Extracting and analysing optical water quality data from satellites


Dalia Grendaitė


Water quality is an important issue in many human activities. Traditional methods to gain knowledge on water quality are accurate, but expensive and time consuming. Therefore, they do not cover all the water bodies and are usually taken just in one point of a lake. Yet, in larger water bodies differences of water quality between different stations might be large.

Satellite data can help to overcome the scarcity of water quality data. Using satellites we can obtain more frequent data across space and time. When it comes to using satellite data for water quality studies, it is important to remember that satellites monitor water optical features. In freshwater ecosystems there are three main optically active substances: chlorophyll-a pigment found in algae and cyanobacteria, suspended matter and coloured dissolved organic matter (also called yellow substances).

In this document we provide user friendly tools to retrieve biophysical data on lake class, describing its water quality. The method uses spectral features of water obtained through European Space Agency’s (ESA) Copernicus Sentinel-2 satellites. The method is based on machine learning random forest algorithm and assigns the lake to one of the four classes:

  1. Clear class. Such lakes have water transparency of >2 m in medium deep and deep lakes and >1.3 m in shallow lakes, low concentrations of optically active substances (they do not affect water spectral features). Lakes in this class usually also have good ecological status as defined in the EU Water Framework Directive.

  2. Moderate class. Water transparency is still good or high, but chlorophyll-a concentration is between 7 and 20 mg/m^3 (higher than in clear class), indicating light algal and cyanobacterial blooms.

  3. Chla-dominated class. Water transparency is <2 m in medium deep and deep lakes and <1.3 m in shallow lakes, the concentration of chlorophyll-a is often > 20 mg/m^3. Such lakes usually have bad or poor status.

  4. Turbid class. Water transparency is <2 m in medium deep and deep lakes and < 1.3 m in shallow lakes, but concentration of chlorophyll-a is similar to that in the moderate class (between 7 and 20 mg/m^3). Low water transparency is more likely related to higher concentrations of coloured dissolved matter.

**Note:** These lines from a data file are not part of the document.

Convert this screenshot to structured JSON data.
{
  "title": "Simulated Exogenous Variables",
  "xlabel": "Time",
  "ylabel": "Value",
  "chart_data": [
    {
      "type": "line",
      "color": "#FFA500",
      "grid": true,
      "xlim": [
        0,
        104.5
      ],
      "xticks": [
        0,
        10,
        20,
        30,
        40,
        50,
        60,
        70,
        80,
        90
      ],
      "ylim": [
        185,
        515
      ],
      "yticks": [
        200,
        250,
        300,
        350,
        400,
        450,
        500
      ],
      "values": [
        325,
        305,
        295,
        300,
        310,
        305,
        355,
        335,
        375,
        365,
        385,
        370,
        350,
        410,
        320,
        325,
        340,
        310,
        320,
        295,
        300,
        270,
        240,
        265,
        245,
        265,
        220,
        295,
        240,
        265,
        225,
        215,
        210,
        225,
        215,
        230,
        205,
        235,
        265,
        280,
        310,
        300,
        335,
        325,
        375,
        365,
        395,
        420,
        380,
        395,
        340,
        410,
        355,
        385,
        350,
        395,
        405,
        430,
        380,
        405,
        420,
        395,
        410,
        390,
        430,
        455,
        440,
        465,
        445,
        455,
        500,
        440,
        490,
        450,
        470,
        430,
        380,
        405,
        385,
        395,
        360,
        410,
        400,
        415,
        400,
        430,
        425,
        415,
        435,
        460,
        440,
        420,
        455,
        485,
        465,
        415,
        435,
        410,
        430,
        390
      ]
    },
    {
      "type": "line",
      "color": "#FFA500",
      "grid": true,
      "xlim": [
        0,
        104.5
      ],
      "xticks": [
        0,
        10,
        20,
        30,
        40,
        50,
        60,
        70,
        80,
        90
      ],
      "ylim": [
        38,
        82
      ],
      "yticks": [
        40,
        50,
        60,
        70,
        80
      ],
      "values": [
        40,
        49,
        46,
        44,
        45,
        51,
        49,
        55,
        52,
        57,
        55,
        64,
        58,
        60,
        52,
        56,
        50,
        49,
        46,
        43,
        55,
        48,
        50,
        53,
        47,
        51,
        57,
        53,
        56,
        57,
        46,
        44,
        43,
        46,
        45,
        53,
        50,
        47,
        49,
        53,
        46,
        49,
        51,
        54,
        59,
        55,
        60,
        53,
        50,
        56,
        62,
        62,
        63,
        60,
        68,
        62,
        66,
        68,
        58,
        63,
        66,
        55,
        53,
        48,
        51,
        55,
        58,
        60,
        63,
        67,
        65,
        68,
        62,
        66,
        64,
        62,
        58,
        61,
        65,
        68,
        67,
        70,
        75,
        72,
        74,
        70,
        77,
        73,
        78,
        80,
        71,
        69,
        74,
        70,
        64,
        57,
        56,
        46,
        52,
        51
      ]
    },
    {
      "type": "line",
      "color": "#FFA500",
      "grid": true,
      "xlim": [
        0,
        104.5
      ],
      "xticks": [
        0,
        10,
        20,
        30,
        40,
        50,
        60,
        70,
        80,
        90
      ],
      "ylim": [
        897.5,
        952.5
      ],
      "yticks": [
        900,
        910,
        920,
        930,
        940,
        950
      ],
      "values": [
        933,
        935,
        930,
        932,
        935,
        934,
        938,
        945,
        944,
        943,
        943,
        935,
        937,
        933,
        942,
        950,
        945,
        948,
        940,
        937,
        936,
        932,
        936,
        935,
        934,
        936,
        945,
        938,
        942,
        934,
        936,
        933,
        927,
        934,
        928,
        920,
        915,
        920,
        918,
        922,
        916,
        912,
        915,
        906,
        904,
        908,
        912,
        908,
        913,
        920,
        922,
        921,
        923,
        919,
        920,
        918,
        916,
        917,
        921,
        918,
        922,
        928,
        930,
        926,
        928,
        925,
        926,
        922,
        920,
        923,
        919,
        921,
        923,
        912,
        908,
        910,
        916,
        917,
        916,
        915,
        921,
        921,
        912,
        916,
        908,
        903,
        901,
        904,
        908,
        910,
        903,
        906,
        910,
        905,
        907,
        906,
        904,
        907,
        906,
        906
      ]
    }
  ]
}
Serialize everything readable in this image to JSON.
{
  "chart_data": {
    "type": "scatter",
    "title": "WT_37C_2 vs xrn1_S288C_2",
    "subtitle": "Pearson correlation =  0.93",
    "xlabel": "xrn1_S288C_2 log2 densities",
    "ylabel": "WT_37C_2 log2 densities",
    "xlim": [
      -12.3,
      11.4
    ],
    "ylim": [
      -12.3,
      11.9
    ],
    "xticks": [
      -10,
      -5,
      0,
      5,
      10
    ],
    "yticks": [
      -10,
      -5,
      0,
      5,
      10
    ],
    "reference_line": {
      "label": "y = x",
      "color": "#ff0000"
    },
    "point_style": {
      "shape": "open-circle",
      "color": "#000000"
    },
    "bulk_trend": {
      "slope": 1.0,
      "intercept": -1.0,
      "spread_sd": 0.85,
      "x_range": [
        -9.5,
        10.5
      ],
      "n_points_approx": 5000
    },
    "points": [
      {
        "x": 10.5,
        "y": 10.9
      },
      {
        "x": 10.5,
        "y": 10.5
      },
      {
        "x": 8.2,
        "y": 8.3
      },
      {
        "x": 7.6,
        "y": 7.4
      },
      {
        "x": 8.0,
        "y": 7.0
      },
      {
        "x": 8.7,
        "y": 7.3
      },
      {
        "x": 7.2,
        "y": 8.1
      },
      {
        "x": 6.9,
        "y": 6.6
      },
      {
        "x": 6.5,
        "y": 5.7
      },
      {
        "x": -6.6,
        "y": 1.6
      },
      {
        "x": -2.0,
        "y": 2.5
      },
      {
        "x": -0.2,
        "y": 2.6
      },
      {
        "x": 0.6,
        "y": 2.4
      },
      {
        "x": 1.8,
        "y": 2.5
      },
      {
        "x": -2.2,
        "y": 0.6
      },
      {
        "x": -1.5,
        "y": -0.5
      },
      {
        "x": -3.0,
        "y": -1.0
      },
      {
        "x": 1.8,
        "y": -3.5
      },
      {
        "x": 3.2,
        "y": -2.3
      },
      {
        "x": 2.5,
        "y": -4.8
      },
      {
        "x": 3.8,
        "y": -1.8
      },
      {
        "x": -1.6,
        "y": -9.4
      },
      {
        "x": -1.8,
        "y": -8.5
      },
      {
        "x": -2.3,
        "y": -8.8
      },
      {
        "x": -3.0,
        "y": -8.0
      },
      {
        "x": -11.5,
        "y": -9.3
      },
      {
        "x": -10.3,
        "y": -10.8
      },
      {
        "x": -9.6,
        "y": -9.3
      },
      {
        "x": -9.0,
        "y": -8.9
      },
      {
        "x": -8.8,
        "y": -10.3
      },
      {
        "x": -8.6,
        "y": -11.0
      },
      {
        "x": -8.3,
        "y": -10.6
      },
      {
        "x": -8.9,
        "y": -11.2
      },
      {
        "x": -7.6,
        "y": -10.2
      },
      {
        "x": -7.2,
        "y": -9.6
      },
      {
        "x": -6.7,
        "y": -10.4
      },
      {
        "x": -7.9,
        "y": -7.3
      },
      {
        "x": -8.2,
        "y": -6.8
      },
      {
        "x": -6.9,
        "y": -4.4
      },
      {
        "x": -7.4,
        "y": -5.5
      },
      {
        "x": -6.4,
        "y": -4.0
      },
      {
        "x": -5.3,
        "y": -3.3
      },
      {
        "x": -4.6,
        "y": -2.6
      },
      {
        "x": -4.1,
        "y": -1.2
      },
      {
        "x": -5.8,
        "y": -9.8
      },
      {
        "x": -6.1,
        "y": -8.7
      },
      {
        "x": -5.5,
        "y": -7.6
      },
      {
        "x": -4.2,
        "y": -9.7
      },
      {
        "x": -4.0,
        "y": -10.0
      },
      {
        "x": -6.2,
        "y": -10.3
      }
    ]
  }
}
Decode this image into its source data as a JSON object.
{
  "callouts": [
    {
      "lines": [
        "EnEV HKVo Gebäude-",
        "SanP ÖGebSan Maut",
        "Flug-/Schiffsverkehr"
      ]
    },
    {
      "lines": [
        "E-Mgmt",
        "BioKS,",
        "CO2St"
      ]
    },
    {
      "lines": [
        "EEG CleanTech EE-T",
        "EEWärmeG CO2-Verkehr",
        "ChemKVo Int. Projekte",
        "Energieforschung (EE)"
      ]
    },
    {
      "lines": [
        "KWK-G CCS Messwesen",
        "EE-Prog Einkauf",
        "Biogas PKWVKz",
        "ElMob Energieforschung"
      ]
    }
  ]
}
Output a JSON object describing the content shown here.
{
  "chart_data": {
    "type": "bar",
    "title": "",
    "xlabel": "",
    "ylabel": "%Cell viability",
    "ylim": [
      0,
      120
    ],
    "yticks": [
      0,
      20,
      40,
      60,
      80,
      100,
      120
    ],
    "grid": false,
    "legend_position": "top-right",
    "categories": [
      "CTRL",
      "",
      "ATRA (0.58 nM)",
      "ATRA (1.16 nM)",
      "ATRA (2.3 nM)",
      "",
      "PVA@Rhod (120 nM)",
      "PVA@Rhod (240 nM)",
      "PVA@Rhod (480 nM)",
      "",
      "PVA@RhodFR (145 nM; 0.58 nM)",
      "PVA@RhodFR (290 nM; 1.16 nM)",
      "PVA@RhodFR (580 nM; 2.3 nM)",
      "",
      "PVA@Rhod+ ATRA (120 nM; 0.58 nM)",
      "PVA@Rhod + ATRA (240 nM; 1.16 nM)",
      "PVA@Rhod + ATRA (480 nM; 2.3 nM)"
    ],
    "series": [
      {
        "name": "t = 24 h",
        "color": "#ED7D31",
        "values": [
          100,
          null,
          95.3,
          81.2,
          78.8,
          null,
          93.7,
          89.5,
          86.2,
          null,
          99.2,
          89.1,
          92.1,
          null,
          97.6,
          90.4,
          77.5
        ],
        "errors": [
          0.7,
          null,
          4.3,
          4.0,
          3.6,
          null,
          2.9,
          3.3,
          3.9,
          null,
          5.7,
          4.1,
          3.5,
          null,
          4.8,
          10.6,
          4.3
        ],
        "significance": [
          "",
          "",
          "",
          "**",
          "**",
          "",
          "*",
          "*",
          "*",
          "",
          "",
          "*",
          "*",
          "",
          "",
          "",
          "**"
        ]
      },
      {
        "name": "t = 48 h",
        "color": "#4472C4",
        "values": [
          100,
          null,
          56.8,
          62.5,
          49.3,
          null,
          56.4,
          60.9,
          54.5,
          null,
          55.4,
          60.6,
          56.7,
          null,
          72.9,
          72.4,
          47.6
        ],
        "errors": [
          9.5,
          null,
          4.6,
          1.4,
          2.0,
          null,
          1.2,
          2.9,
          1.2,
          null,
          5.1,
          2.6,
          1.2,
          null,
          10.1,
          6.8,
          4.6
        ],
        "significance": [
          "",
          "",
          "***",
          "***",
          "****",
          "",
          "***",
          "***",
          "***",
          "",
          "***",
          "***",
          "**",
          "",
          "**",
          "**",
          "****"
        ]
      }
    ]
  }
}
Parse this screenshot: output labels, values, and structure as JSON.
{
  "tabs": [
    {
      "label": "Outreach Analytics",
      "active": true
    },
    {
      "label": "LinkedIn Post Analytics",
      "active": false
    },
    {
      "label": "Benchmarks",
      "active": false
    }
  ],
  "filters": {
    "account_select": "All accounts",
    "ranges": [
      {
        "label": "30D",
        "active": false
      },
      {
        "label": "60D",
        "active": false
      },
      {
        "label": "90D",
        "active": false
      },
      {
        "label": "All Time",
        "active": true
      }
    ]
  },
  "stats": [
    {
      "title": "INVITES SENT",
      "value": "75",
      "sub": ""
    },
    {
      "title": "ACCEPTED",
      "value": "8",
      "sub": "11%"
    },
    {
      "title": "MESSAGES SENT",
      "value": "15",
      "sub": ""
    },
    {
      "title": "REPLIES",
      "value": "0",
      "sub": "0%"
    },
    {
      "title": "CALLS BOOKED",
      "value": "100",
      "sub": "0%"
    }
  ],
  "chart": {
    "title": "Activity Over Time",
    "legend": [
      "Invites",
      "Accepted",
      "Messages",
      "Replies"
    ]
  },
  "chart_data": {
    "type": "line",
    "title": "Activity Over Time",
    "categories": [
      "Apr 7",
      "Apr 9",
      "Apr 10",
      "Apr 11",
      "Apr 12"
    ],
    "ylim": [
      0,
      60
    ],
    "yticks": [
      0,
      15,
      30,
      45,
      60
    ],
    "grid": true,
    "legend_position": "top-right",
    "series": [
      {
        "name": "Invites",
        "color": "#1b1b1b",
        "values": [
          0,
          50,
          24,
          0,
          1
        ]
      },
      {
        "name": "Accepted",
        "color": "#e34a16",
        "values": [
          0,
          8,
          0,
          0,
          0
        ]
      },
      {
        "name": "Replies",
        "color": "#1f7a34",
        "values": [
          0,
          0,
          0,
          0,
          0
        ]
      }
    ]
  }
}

Further details about the model and its validation are described in the open access paper by Grendaitė and Stonevičius (2022). The model accuracy on test set varied among classes: 27% for Turbid class, 70% for Chla-dominated class, 81% for Moderate class and 85% for the Clear class.

The code presented here adapts and applies the aforementioned model to any other lake coordinates. It first retrieves Sentinel-2 data using Google Earth engine (GEE). Then the data are filtered and class models applied.

Model code

To help you extract and process temperature data we have two user friendly tools. The main code to access and download the data from GEE is written in Python and is available through Google Colaboratory environment. Google Colaboratory is a free online resource which already has Python libraries installed, so you can run the scripts easily, even if you do not have programming skills. To access the satellite data collections through Google Earth Engine, you need to have a Google account(if you do not have Google account, you can sign up here. Then use your Google account to register for the Google Earth Engine, which will ask you to authorise your account.

Next you can go to the model scripts on Google Colaboratory using the link below

You will see a document that looks like this:

When you open the Google Colab notebook, make a copy of it in your own Google Drive (Select File and then Make a copy in Drive). You can edit your copy of the notebook, if you need, but don’t forget to save. Further instructions on how to use the notebook are found in the notebook itself.

To extract water quality (optical) data you will need to create and upload a csv file with codes, names and coordinates of you sites, like in this example file. You will also need to upload the auxiliary files with lake class classification models, which you can download here (but make sure you unzip the files before uploading them to the Google Colaboratory). The downloaded lake class data will look like this example file. In this example we only extract data for three lakes (three rows in the coordinate example file), but you can add as many lakes (rows) as you need. However, remember not to select coordinates close to the shore (ideally more than 50 meters) and select points that are at least 10 m away from each other as the spatial resolution of satellite data is 10 m.

Once you have the file with satellite data retrieved for the selected coordinates, you can use this R markdown script to plot your results, like in the image below. In this code we also compare satellite data with in situ monitoring data in Lithuanian lakes. If you want to look at the results of this script without having to run it, you can see it here

Application of the model

The model to assess lake class data could be used widely to monitor water quality across large scales and at high temporal resolution. As Europe is implementing its Water Framework Directive and has set the mission to Restore our ocean and waters wide scale availability of lake quality data is important. The code and algorithms presented here can be also used for various research projects, where scientists need to correlate biological characteristics to lake quality. The algorithm presented in this document was developed to obtain lake class for tempearte lakes, and further work should be done to test how well it applies to lakes in, for example, tropical or arid regions.